ISSN 1470-3947 (print) | ISSN 1479-6848 (online)

Endocrine Abstracts (2011) 25 OC3.7

Thyroid dysfunction and clot structure: a mechanism for increased thrombotic risk in hyperthyroid individuals?

Jonathan Hooper1, Steve Orme2, Bregje van Zaane3, Katharina Hess1, Saad Alzahrani1, Kristina Standeven1, Simon Pearce4, Peter Grant1 & Ramzi Ajjan1,2


1Division of Cardiovascular and Diabetes Research, Leeds Institute of Genetics, Health and Therapeutics, University of Leeds, Leeds, West Yorkshire, UK; 2Department of Endocrinology, Leeds Teaching Hospital NHS Trust, Leeds General Infirmary, Leeds, West Yorkshire, UK; 3Department of Internal Medicine, Slotervaart Hospital, Amsterdam, The Netherlands; 4Institute of Human Genetics, International Centre for Life, Newcastle-upon-Tyne, UK.


Hyperthyroidism is associated with increased thrombotic risk through mechanisms that are not fully understood. In contrast, a tendency to bleeding has been reported in hypothyroidism. Fibrin network structure has been shown to determine susceptibility to atherothrombosis and venous thrombotic events and therefore, this study investigates the effects of thyroid-dysfunction on clot structure and fibrinolysis using longitudinal interventional studies.
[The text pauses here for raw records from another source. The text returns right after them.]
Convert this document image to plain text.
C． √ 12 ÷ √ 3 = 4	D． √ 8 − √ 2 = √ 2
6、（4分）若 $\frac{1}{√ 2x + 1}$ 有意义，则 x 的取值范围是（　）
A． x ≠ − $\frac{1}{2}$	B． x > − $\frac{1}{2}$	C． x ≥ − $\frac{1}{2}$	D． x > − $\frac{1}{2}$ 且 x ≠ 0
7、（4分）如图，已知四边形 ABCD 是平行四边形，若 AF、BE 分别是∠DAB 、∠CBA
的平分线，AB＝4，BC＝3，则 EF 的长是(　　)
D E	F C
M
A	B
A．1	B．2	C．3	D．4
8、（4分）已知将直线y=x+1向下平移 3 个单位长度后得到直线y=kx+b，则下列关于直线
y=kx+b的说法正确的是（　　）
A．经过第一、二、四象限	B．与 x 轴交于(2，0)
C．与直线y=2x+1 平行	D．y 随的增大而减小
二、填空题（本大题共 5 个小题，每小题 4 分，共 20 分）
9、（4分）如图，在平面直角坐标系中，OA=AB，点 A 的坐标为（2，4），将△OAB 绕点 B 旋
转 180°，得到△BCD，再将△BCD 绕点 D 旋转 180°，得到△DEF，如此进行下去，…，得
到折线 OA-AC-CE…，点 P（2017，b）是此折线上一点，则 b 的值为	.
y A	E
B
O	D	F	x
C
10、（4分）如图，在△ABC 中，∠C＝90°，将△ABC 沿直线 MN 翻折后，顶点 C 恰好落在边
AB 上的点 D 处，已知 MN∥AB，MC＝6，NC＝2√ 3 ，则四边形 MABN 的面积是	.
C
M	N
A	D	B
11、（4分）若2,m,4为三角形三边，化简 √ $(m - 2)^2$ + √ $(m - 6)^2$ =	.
Seventeen hyperthyroid patients were recruited (mean age 39.41±2.6) and treated with antithyroid medication until euthyroid. Twenty hypothyroid subjects were also recruited (mean age 49.6±14.8) and treated with L-T4. In both groups, blood samples were taken at baseline and after normalisation of thyroid function. Coagulation-fibrinolysis characteristics were investigated ex vivo using a validated turbidimetric assay and the following parameters studied: i) lag phase (LP): indicating thrombotic tendency, ii) maximum absorbance (MA) measuring clot density, iii) time to 50% lysis (L50%), assessing fibrinolytic potential, iv) Lysis area (LA), measuring the balance between clot formation and lysis. Plasma levels of fibrinogen, plasminogen activator inhibitor-1 (PAI-1), C-reactive protein (CRP) and complement C3 were also measured.
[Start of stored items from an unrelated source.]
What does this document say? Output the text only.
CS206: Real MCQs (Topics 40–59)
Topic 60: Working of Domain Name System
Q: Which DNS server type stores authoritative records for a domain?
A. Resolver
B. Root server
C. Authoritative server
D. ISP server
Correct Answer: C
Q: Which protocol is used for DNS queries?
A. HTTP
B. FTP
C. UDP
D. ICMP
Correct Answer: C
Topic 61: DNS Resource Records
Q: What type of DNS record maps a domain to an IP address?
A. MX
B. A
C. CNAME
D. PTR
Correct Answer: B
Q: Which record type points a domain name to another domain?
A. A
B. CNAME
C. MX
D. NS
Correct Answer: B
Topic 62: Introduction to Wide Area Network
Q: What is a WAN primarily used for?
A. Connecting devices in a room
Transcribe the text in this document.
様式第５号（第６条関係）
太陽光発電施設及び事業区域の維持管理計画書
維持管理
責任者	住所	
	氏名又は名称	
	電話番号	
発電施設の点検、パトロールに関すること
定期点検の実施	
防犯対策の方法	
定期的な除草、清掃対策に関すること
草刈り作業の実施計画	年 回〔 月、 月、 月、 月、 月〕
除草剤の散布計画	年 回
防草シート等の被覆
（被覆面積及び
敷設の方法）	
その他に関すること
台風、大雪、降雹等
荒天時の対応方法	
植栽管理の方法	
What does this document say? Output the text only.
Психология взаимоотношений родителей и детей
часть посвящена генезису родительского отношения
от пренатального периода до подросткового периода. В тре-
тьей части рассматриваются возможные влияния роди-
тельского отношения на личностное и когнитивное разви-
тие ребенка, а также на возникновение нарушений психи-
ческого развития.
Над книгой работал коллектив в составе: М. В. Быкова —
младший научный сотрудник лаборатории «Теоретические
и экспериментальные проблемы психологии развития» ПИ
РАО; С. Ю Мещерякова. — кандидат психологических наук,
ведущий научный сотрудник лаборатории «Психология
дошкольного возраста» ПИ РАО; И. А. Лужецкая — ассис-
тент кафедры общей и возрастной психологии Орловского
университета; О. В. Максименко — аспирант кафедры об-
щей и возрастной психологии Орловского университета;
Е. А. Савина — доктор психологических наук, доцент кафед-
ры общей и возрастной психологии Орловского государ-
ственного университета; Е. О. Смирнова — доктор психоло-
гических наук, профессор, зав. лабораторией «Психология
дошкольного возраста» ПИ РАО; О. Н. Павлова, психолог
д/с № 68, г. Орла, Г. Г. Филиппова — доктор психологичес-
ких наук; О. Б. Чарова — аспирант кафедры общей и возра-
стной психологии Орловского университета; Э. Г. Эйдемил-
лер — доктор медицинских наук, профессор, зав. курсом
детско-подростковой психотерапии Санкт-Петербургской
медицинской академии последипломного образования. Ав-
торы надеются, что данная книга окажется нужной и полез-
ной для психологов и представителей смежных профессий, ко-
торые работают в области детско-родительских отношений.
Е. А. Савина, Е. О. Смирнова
LP was 612±21.1 in hyperthyroid subjects, increasing to 709±23 s after normalising thyroid function (P=0.001), whereas MA fell from 0.43±0.03 to 0.36±0.02 a.u. (P=0.009). LA was larger at baseline than post treatment (246±26.4 and to 164±22, respectively; P=0.02). Fibrinogen, PAI-1 and C3 levels were all higher in the hyperthyroid phase. In contrast, hypothyroid subjects had longer LP at baseline compared with post-normalisation of thyroid function (354±13 and 321±7 s, respectively; P=0.005), whereas MA increased from 0.32±0.02 to 0.36±0.02 (P=0.008).

Hyperthyroid patients have a procoagulant tendency, with short lag phase, compact clot structure and impaired-lysis, whilst the opposite is true in hypothyroidism. We suggest that altered clot structure in hyperthyroid subjects is responsible, at least in part, for increased thrombotic risk in this population.